It's fitting, probably, that the show-business capital of the world should be the site of the first trial of financier Charles H. Keating Jr. From the start, Keating's trial has been good theater. On the first day of jury selection, an elderly widow accosted Keating in the front of the courtroom, shouting that he had robbed her of her life savings. A few weeks later, another irate investor, cable-TV talk-show host Skip Lowe, bopped Keating on the shoulder with a powdered wig. In the courthouse hallways, angry bondholders chanted: "Mr. Cheating, where's our money?"
The curtain draws near, but only for Act I. The case, where two months of testimony have concluded, tackles a narrow slice of the complex charges against Keating in connection with the 1989 failure of Lincoln Savings & Loan Assn., which will cost taxpayers some $2.6 billion. It's the first step in a legal gauntlet for Keating, who has come to symbolize the nation's massive S&L crisis.
Amid all the uproar, serious issues are at stake. The Los Angeles County criminal trial focuses on whether Keating defrauded 18 of the more than 20,000 buyers of $250 million of bonds sold by Lincoln's parent, Phoenix-based American Continental Corp. Prosecutors have pinned their case on proving that Keating failed to disclose to investors the sorry state of American Continental's finances and its tangles with regulators.

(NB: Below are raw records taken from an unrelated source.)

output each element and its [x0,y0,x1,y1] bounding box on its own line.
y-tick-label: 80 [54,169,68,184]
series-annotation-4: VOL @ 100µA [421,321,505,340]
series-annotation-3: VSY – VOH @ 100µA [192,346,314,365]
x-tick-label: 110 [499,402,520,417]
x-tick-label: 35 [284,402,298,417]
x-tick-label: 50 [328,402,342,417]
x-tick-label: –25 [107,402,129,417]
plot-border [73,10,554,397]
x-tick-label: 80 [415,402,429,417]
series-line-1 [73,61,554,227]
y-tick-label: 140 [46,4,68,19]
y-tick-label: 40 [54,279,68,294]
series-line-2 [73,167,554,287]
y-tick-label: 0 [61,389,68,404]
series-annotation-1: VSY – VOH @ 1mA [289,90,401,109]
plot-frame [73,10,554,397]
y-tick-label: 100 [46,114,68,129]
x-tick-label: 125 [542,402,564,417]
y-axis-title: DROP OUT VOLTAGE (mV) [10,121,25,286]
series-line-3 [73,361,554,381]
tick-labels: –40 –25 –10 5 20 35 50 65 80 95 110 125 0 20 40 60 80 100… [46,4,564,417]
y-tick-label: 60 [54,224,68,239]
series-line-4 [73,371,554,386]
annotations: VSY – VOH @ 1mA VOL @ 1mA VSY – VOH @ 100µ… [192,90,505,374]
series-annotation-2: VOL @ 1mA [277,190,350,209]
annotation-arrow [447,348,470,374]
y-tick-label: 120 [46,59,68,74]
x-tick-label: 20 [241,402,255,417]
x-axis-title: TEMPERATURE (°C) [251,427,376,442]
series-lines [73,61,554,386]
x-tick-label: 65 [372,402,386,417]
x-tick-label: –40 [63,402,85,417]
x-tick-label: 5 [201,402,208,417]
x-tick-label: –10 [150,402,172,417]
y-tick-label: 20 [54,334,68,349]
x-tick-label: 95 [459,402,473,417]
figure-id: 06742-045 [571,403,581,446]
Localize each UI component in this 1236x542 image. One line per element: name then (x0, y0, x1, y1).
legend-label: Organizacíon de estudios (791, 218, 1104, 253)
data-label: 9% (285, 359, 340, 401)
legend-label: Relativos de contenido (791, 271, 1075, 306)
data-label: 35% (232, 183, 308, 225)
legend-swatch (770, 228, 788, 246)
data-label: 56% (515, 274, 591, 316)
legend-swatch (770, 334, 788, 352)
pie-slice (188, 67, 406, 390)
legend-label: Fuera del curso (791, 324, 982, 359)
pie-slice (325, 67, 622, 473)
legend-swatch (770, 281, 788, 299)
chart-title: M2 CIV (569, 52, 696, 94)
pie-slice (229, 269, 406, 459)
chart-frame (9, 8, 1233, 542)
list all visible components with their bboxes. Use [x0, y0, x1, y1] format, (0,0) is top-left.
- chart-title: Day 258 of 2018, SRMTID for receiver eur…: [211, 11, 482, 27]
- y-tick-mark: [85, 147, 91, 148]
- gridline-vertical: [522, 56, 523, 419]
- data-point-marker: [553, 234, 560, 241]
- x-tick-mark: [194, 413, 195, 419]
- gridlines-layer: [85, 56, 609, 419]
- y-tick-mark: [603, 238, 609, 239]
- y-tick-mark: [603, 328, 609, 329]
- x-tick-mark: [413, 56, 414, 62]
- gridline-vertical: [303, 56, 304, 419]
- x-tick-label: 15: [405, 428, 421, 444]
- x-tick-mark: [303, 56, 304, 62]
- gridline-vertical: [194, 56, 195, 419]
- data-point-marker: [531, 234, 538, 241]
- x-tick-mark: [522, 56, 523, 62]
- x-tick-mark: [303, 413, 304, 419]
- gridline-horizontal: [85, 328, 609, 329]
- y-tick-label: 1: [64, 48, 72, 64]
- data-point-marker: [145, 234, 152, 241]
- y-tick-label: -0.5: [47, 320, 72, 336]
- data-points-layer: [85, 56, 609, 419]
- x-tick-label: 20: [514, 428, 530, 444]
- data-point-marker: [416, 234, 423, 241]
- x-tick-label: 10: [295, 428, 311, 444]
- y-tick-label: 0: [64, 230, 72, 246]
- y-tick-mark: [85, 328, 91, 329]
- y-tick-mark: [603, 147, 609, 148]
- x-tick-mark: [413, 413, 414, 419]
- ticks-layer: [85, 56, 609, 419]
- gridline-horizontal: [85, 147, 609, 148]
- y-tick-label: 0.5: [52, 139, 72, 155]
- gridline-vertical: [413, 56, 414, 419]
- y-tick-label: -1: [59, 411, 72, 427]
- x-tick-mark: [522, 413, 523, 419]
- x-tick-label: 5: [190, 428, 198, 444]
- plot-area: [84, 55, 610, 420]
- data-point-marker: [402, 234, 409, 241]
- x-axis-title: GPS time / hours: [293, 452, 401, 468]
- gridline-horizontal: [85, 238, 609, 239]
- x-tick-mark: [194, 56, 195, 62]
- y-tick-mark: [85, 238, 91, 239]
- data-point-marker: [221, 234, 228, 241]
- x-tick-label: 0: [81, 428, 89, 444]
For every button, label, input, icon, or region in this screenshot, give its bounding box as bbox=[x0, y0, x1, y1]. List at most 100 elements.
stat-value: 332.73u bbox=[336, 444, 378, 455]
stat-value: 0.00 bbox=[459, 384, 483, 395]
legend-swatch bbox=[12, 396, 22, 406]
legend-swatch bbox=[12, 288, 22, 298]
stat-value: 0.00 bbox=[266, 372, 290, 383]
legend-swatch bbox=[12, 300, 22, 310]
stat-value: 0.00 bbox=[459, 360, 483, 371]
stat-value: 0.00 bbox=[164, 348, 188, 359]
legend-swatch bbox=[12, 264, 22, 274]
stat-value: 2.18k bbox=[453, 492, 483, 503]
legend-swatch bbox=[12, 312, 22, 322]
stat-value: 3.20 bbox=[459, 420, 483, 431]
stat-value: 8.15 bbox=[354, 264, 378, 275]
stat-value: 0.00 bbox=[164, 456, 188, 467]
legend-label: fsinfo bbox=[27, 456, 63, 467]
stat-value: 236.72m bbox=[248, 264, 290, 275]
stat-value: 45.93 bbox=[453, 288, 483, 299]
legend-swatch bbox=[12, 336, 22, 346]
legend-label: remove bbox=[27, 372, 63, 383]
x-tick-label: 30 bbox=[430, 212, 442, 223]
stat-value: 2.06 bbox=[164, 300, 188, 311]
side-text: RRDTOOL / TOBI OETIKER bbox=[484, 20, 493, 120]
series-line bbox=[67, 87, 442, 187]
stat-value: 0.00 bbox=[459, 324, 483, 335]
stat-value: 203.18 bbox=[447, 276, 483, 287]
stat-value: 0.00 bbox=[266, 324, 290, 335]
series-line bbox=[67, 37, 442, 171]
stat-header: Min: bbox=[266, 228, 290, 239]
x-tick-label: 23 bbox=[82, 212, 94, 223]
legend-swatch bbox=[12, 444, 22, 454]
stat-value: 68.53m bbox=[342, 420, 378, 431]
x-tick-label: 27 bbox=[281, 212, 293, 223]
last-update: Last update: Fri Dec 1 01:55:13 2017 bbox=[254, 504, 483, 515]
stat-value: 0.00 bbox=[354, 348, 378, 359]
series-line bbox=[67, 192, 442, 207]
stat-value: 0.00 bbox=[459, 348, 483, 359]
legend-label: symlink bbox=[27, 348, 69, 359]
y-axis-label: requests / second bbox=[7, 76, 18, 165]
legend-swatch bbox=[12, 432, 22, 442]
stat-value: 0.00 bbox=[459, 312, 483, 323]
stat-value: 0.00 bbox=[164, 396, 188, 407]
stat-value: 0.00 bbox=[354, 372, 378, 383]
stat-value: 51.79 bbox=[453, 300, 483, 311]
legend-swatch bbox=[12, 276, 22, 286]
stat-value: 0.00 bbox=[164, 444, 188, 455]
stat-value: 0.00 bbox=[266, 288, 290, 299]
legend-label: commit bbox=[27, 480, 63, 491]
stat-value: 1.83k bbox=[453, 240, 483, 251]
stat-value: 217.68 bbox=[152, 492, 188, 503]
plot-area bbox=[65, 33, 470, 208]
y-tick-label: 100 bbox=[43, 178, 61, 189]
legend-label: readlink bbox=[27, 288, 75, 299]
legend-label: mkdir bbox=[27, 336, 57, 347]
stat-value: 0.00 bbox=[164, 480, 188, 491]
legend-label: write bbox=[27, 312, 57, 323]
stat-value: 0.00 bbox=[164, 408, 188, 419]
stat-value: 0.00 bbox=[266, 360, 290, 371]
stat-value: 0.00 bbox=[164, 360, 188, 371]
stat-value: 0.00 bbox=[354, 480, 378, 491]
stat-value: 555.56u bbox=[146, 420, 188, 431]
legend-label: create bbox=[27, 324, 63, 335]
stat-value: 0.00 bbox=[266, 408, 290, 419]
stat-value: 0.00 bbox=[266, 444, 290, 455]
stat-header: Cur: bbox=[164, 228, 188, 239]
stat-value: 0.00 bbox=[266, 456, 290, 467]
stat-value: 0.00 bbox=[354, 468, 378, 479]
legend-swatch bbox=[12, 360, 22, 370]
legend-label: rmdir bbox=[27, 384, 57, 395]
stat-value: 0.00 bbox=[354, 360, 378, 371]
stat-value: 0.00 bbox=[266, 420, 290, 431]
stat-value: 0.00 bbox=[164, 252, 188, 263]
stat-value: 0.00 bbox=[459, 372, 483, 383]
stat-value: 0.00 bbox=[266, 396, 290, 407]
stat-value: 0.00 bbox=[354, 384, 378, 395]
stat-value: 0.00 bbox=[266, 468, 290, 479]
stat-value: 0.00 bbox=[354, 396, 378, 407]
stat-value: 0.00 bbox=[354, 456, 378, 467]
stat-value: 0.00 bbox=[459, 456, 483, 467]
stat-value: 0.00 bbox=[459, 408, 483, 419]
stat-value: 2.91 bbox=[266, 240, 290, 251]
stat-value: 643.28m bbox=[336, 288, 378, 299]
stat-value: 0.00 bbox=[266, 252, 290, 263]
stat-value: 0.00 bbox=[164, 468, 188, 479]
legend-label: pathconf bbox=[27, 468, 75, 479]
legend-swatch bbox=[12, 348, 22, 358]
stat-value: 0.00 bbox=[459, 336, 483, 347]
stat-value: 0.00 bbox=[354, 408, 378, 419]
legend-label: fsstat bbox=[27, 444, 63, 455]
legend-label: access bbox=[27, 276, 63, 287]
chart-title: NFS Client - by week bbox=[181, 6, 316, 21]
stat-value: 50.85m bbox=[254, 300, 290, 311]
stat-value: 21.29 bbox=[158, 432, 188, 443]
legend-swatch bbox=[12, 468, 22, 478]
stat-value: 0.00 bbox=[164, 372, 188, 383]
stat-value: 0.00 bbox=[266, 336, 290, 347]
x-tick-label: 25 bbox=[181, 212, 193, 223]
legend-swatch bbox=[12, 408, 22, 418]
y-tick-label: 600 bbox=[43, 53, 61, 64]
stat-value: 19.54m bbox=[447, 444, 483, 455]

NO SMOKE. Keating's defense is that he wasn't directly involved in bond sales and that he relied on advice from lawyers and accountants about the bonds. Defense lawyer Stephen C. Neal adeptly used his cross-examination to elicit testimony favorable to Keating from some prosecution witnesses. Then the suave, 42-year-old Chicagoan surprised courtroom observers by resting his case on Nov. 7 without calling any defense witnesses. He says he didn't need to: "The prosecution hasn't come close to proving what they have to prove" -- that Keating knowingly and intentionally defrauded the 18 bondholders named in the case.
Prosecutors concede that they found no smoking gun to link Keating with fraud. But they contend that the mosaic they pieced together from the evidence of more than 50 witnesses clearly shows Keating calling the shots for a bond-sales program that relied on deceiving naive investors. Former employees told of trips to Phoenix, where Keating exhorted them to sell more bonds. A parade of elderly investors told how bond salesmen working at Lincoln branches persuaded them to cash out of certificates of deposit and buy uninsured American Continental bonds.
Some of the strongest prosecution testimony came from former Lincoln President Ray C. Fidel, who in March pleaded guilty to six fraud counts. He testified that when he told Keating that regulators insisted on moving bond sales out of Lincoln branches, Keating replied: "Can't we cheat?" If found guilty, Keating could face up to 10 years in prison and fines of $250,000. But his problems will hardly stop there. He faces a host of civil cases in Arizona, the Securities & Exchange Commission may sue, and federal indictments have long been expected.
Keating, resplendent in his expensive suits and silk ties, isn't the only regular in the dingy Los Angeles courtroom. So is Mike Lappin, 76, a retired actor from Sherman Oaks, Calif., who three years ago invested his $35,000 life savings in American Continental bonds. He says the bond fiasco has been "heart-rending." And now, like Keating, Lappin is anxiously awaiting the verdict.